# The Mathematics of Voting

by Florin Diacu

Did your vote in the recent federal election convey your will? Think of the ballot. You had to say: I like candidate x and I reject all the others. You may have wished to make y your second choice or tell that z was unacceptable. Unfortunately you couldn't. Our system is not that flexible. Let us improve it then. But how?

In a recent lecture given at the University of Victoria, Donald Saari, a distinguished mathematician from the University of California at Irvine, addressed this issue and showed the advantages and drawbacks of different democracies. Is there a best voting system, and if so, how good is it? The problem is difficult. An entire branch of mathematics is researching it today. Let us follow some ideas and see how we can use them.

The beginnings of voting are lost in history. Written sources attest the existence of voting procedures in Antiquity and all through the Middle Ages. Confusion in choosing the right system was common. In 1130, for example, the ambiguity of voting led to the election of two Popes, an event that created a rift within the Catholic Church.

In 1770 the French mathematician Jean-Charles Borda (1733-1799) proposed a new rule. He asked that voters rank the candidates and that points are accordingly assigned. For example, in a 3 candidate election, the first ranked on a ballot received 3 points, the second obtained 2, and the third got 1. The candidate with more points won.

But we could use different point rules: 6 for the first place, 5 for the second, and 0 for the third; or 10 for the first, 2 for the second, and 1 for the third. In fact our present system gives 1 for the first place and 0 for the others. Which one is better?

Though we can see some pros and cons in each case, it is hard to choose the best. But mathematicians found the answer. They have bad and good news for us. The bad news: Borda's count 3,2,1 is not ideal; it can still lead to distorted results. The good news: within the point method, the Borda count is by far the best. Moreover, our voting rule 1,0,0 is the worst; it gives the least amount of information about what voters want and can yield results that speak against the people's will.

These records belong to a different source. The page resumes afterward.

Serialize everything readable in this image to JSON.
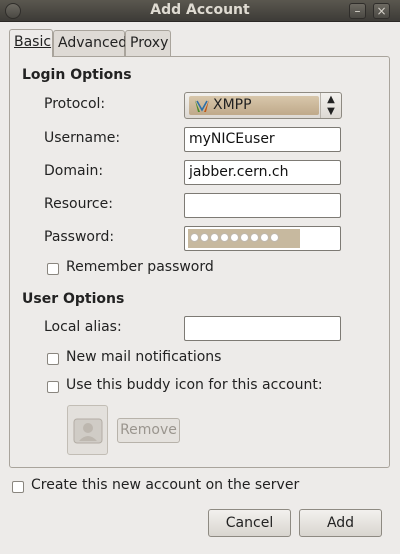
{
  "window": {
    "title": "Add Account"
  },
  "tabs": [
    {
      "label": "Basic"
    },
    {
      "label": "Advanced"
    },
    {
      "label": "Proxy"
    }
  ],
  "login_options": {
    "heading": "Login Options",
    "protocol_label": "Protocol:",
    "protocol_value": "XMPP",
    "username_label": "Username:",
    "username_value": "myNICEuser",
    "domain_label": "Domain:",
    "domain_value": "jabber.cern.ch",
    "resource_label": "Resource:",
    "resource_value": "",
    "password_label": "Password:",
    "password_masked_chars": 9,
    "remember_password_label": "Remember password"
  },
  "user_options": {
    "heading": "User Options",
    "local_alias_label": "Local alias:",
    "local_alias_value": "",
    "new_mail_label": "New mail notifications",
    "buddy_icon_label": "Use this buddy icon for this account:",
    "remove_label": "Remove"
  },
  "footer": {
    "create_account_label": "Create this new account on the server",
    "cancel_label": "Cancel",
    "add_label": "Add"
  },
  "colors": {
    "titlebar": "#3d3b37",
    "window_bg": "#edebe9",
    "password_field_bg": "#c7b99f"
  },
  "icons": {
    "protocol": "xmpp-logo-icon",
    "buddy": "buddy-icon-placeholder"
  }
}
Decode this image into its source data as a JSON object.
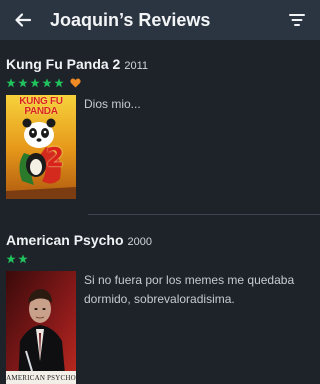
{
  "header": {
    "title": "Joaquin’s Reviews",
    "back_icon": "arrow-left-icon",
    "filter_icon": "filter-icon"
  },
  "reviews": [
    {
      "film_title": "Kung Fu Panda 2",
      "year": "2011",
      "rating_stars": 5,
      "liked": true,
      "review_text": "Dios mio...",
      "poster_title": "KUNG FU PANDA",
      "poster_number": "2"
    },
    {
      "film_title": "American Psycho",
      "year": "2000",
      "rating_stars": 2,
      "liked": false,
      "review_text": "Si no fuera por los memes me quedaba dormido, sobrevaloradisima.",
      "poster_caption": "AMERICAN PSYCHO"
    }
  ],
  "colors": {
    "header_bg": "#2b3542",
    "page_bg": "#1e2329",
    "star": "#21c25e",
    "heart": "#f08a24"
  }
}
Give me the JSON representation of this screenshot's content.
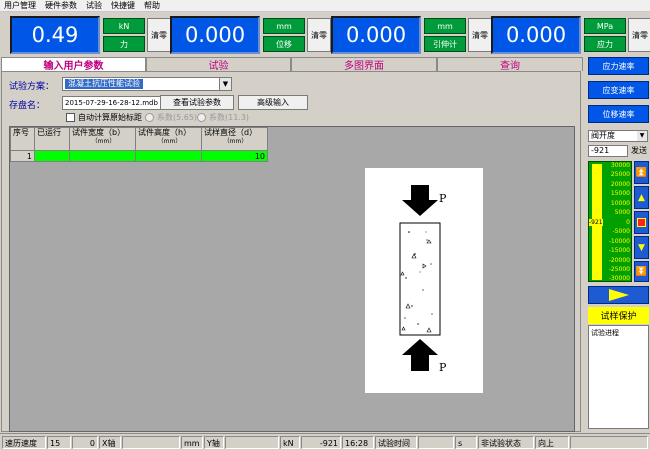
{
  "menu": [
    "用户管理",
    "硬件参数",
    "试验",
    "快捷键",
    "帮助"
  ],
  "readouts": [
    {
      "value": "0.49",
      "unit": "kN",
      "kind": "力",
      "zero": "清零"
    },
    {
      "value": "0.000",
      "unit": "mm",
      "kind": "位移",
      "zero": "清零"
    },
    {
      "value": "0.000",
      "unit": "mm",
      "kind": "引伸计",
      "zero": "清零"
    },
    {
      "value": "0.000",
      "unit": "MPa",
      "kind": "应力",
      "zero": "清零"
    }
  ],
  "tabs": [
    "输入用户参数",
    "试验",
    "多图界面",
    "查询"
  ],
  "form": {
    "scheme_label": "试验方案：",
    "scheme_value": "混凝土抗压性能试验",
    "file_label": "存盘名：",
    "file_value": "2015-07-29-16-28-12.mdb",
    "view_params_button": "查看试验参数",
    "advanced_button": "高级输入",
    "auto_calc_label": "自动计算原始标距",
    "coef_a_label": "系数(5.65)",
    "coef_b_label": "系数(11.3)"
  },
  "grid": {
    "columns": [
      {
        "title": "序号",
        "sub": ""
      },
      {
        "title": "已运行",
        "sub": ""
      },
      {
        "title": "试件宽度（b）",
        "sub": "（mm）"
      },
      {
        "title": "试件高度（h）",
        "sub": "（mm）"
      },
      {
        "title": "试样直径（d）",
        "sub": "（mm）"
      }
    ],
    "rows": [
      {
        "no": "1",
        "ran": "",
        "width": "",
        "height": "",
        "diameter": "10"
      }
    ]
  },
  "specimen": {
    "load_label": "P"
  },
  "right_panel": {
    "buttons": [
      "应力速率",
      "应变速率",
      "位移速率"
    ],
    "control_mode": "阀开度",
    "value": "-921",
    "send": "发送",
    "gauge_ticks": [
      "30000",
      "25000",
      "20000",
      "15000",
      "10000",
      "5000",
      "0",
      "-5000",
      "-10000",
      "-15000",
      "-20000",
      "-25000",
      "-30000"
    ],
    "gauge_current": "-921",
    "protect": "试样保护",
    "progress_label": "试验进程"
  },
  "status": {
    "speed_label": "速历速度",
    "speed_value": "15",
    "x_value": "0",
    "x_label": "X轴",
    "x_unit": "mm",
    "y_label": "Y轴",
    "y_unit": "kN",
    "y_value": "-921",
    "time": "16:28",
    "time_label": "试验时间",
    "time_unit": "s",
    "state": "非试验状态",
    "state2": "向上"
  },
  "colors": {
    "display": "#0057e7",
    "unit_bg": "#009b3a",
    "tab_text": "#c0007f",
    "grid_row": "#00ff00",
    "protect": "#ffff00"
  }
}
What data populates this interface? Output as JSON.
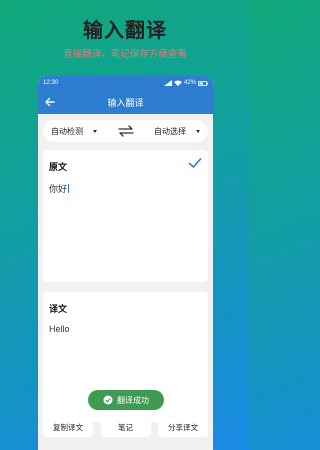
{
  "promo": {
    "title": "输入翻译",
    "subtitle": "直接翻译，笔记保存方便查看"
  },
  "status_bar": {
    "time": "12:30",
    "right_text": "42%"
  },
  "app_bar": {
    "title": "输入翻译",
    "back_icon": "arrow-left-icon"
  },
  "language_bar": {
    "source_language": "自动检测",
    "target_language": "自动选择",
    "swap_icon": "swap-arrows-icon"
  },
  "source": {
    "title": "原文",
    "text": "你好",
    "confirm_icon": "check-icon"
  },
  "target": {
    "title": "译文",
    "text": "Hello"
  },
  "toast": {
    "text": "翻译成功",
    "icon": "check-circle-icon",
    "color": "#3f9a52"
  },
  "bottom_buttons": [
    {
      "label": "复制译文"
    },
    {
      "label": "笔记"
    },
    {
      "label": "分享译文"
    }
  ],
  "colors": {
    "primary": "#2e7dd1",
    "accent_text": "#e07a76"
  }
}
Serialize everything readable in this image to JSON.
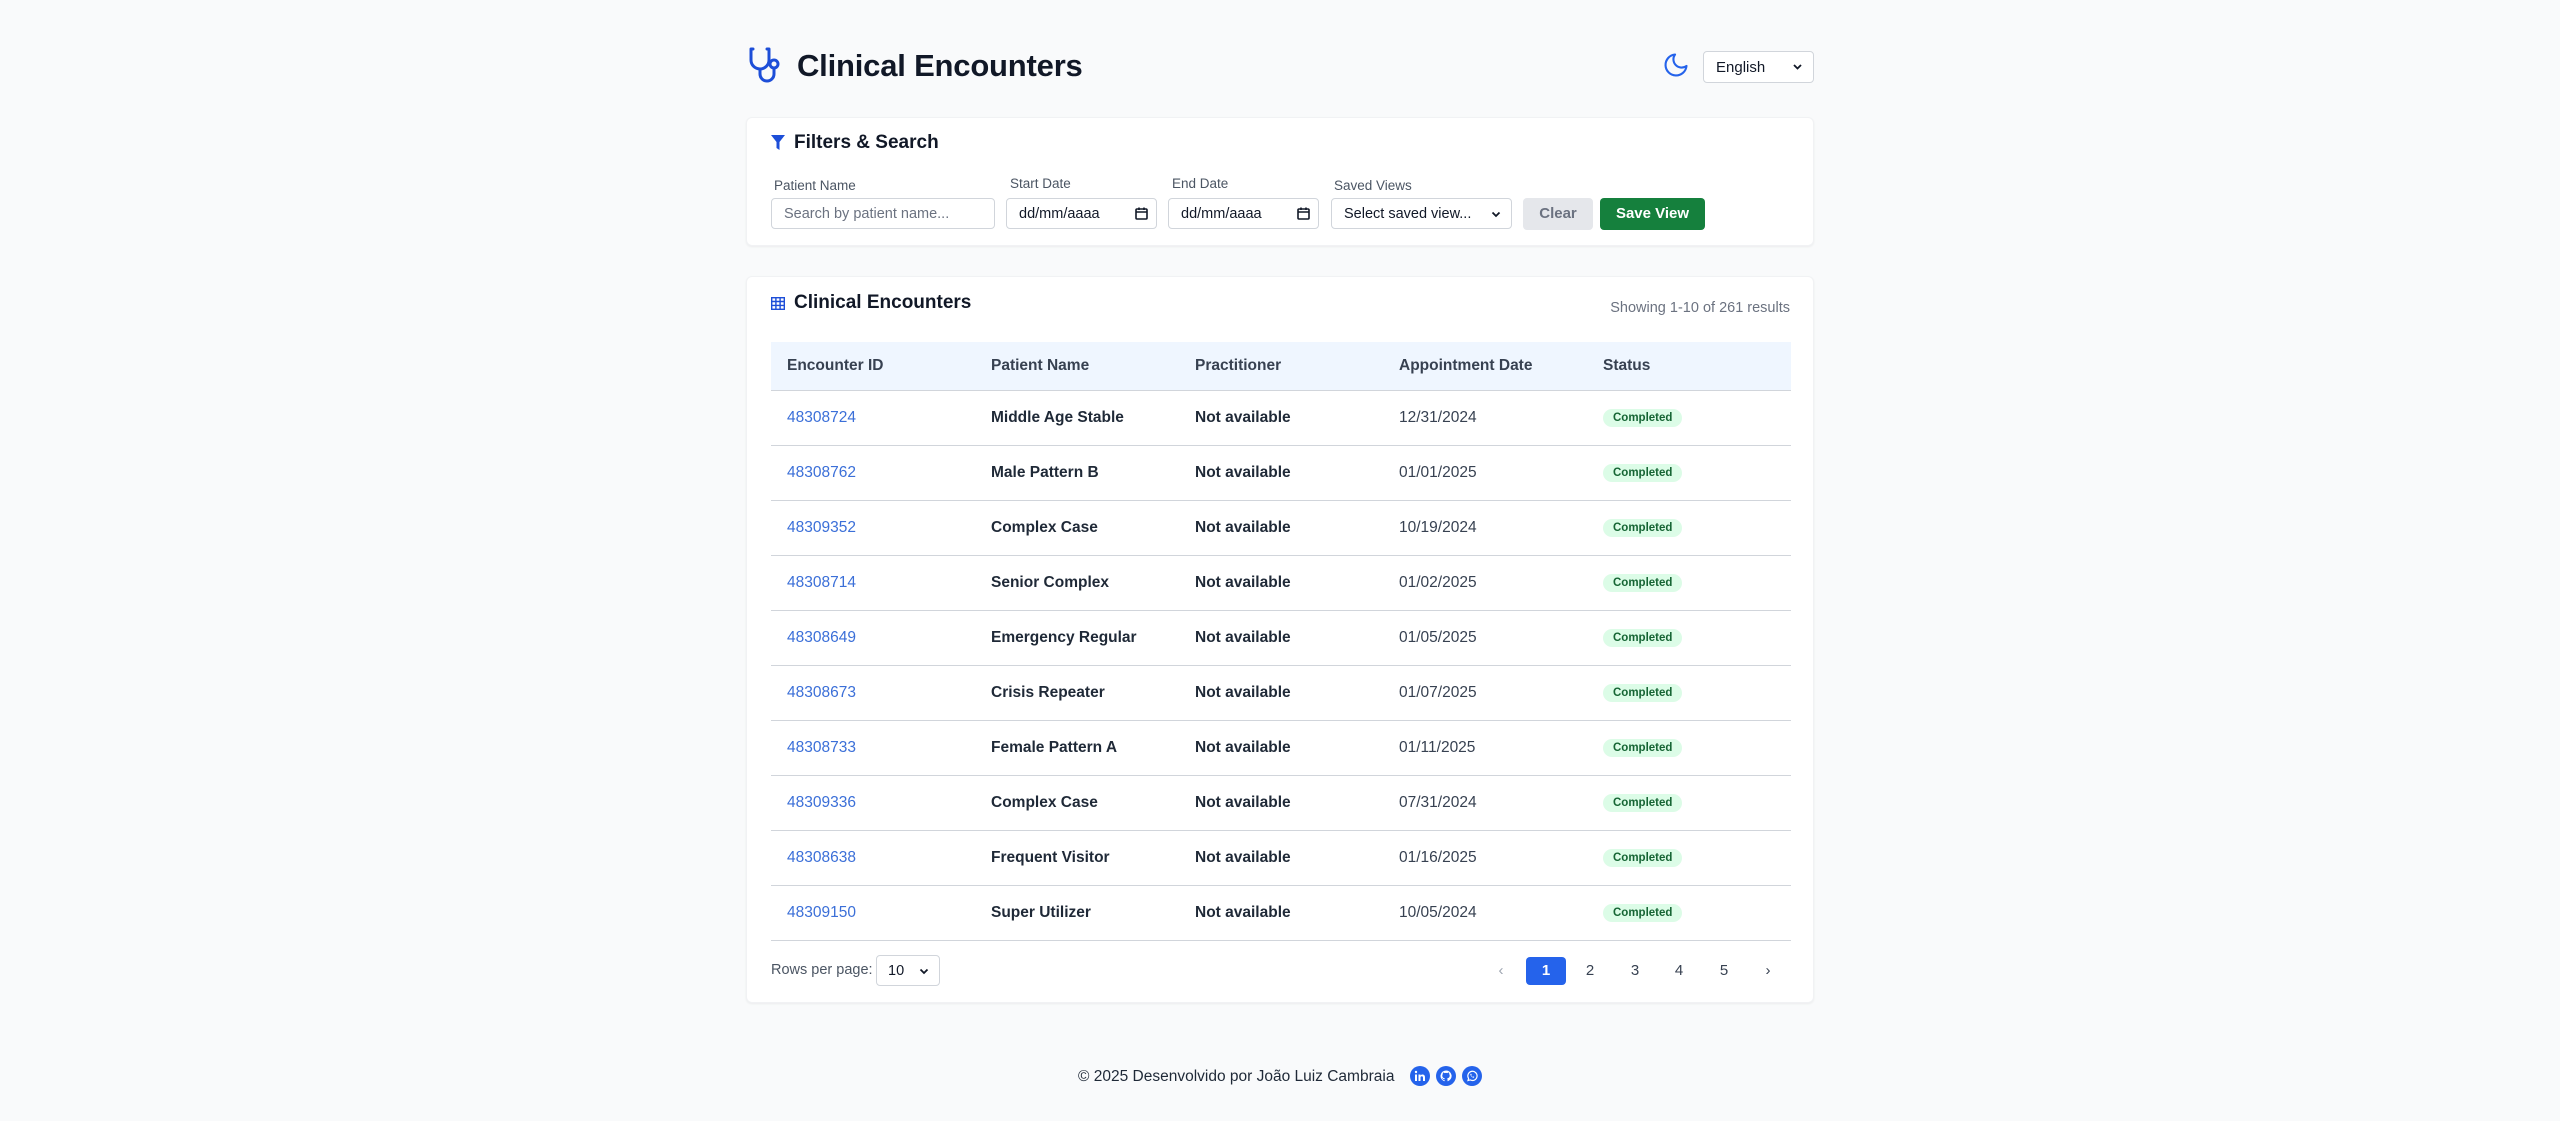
{
  "header": {
    "title": "Clinical Encounters",
    "language": "English",
    "logo_icon": "stethoscope-icon",
    "theme_icon": "moon-icon"
  },
  "filters": {
    "title": "Filters & Search",
    "patient_label": "Patient Name",
    "patient_placeholder": "Search by patient name...",
    "start_label": "Start Date",
    "start_value": "dd/mm/aaaa",
    "end_label": "End Date",
    "end_value": "dd/mm/aaaa",
    "views_label": "Saved Views",
    "views_value": "Select saved view...",
    "clear_label": "Clear",
    "save_label": "Save View"
  },
  "table": {
    "title": "Clinical Encounters",
    "showing": "Showing 1-10 of 261 results",
    "columns": [
      "Encounter ID",
      "Patient Name",
      "Practitioner",
      "Appointment Date",
      "Status"
    ],
    "rows": [
      [
        "48308724",
        "Middle Age Stable",
        "Not available",
        "12/31/2024",
        "Completed"
      ],
      [
        "48308762",
        "Male Pattern B",
        "Not available",
        "01/01/2025",
        "Completed"
      ],
      [
        "48309352",
        "Complex Case",
        "Not available",
        "10/19/2024",
        "Completed"
      ],
      [
        "48308714",
        "Senior Complex",
        "Not available",
        "01/02/2025",
        "Completed"
      ],
      [
        "48308649",
        "Emergency Regular",
        "Not available",
        "01/05/2025",
        "Completed"
      ],
      [
        "48308673",
        "Crisis Repeater",
        "Not available",
        "01/07/2025",
        "Completed"
      ],
      [
        "48308733",
        "Female Pattern A",
        "Not available",
        "01/11/2025",
        "Completed"
      ],
      [
        "48309336",
        "Complex Case",
        "Not available",
        "07/31/2024",
        "Completed"
      ],
      [
        "48308638",
        "Frequent Visitor",
        "Not available",
        "01/16/2025",
        "Completed"
      ],
      [
        "48309150",
        "Super Utilizer",
        "Not available",
        "10/05/2024",
        "Completed"
      ]
    ]
  },
  "pagination": {
    "rows_label": "Rows per page:",
    "rows_value": "10",
    "prev": "‹",
    "next": "›",
    "pages": [
      "1",
      "2",
      "3",
      "4",
      "5"
    ],
    "active_page": "1"
  },
  "footer": {
    "text": "© 2025 Desenvolvido por João Luiz Cambraia",
    "icons": [
      "linkedin-icon",
      "github-icon",
      "whatsapp-icon"
    ]
  },
  "colors": {
    "accent": "#2563eb",
    "save": "#15803d",
    "badge_bg": "#dcfce7",
    "badge_text": "#166534",
    "link": "#3b6fd8"
  }
}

This becomes clear from the following examples. In 1970 the centre-right candidate Buckley won the New York senate election even though more than 60% of the votes went for either of the two centre-left candidates. A less obvious but even more disturbing case is the recent Bush-Gore race. If those voting for Nader could have made Gore their second choice (which is a reasonable assumption), the democrats would have won without trouble, as the popular vote suggests.

But there are more complicated systems. The run-off method, for example, uses the 1,0,0 point rule in combination with several rounds of vote. Only a more than 50% support makes the winner. Otherwise the last candidate is dropped and the vote is repeated. An alternative is to exclude all but the first two candidates and vote a second time.

This system, however, has its flaws too. The first version takes too long to be efficient in a national election, whereas the second can bring weird outcomes. In the 26 November 2000 election for the Romanian Presidency, this method led to a run-off between a left wing extremist and a right wing one. The centre vote had been split among several candidates.

The only simple and efficient method that in most cases expresses the will of the majority is the Borda count. Ranking the candidates and assigning a balanced rule of points, as in the 3,2,1 example, would make our elections fairer. We only need to implement this rule. Its time has arrived.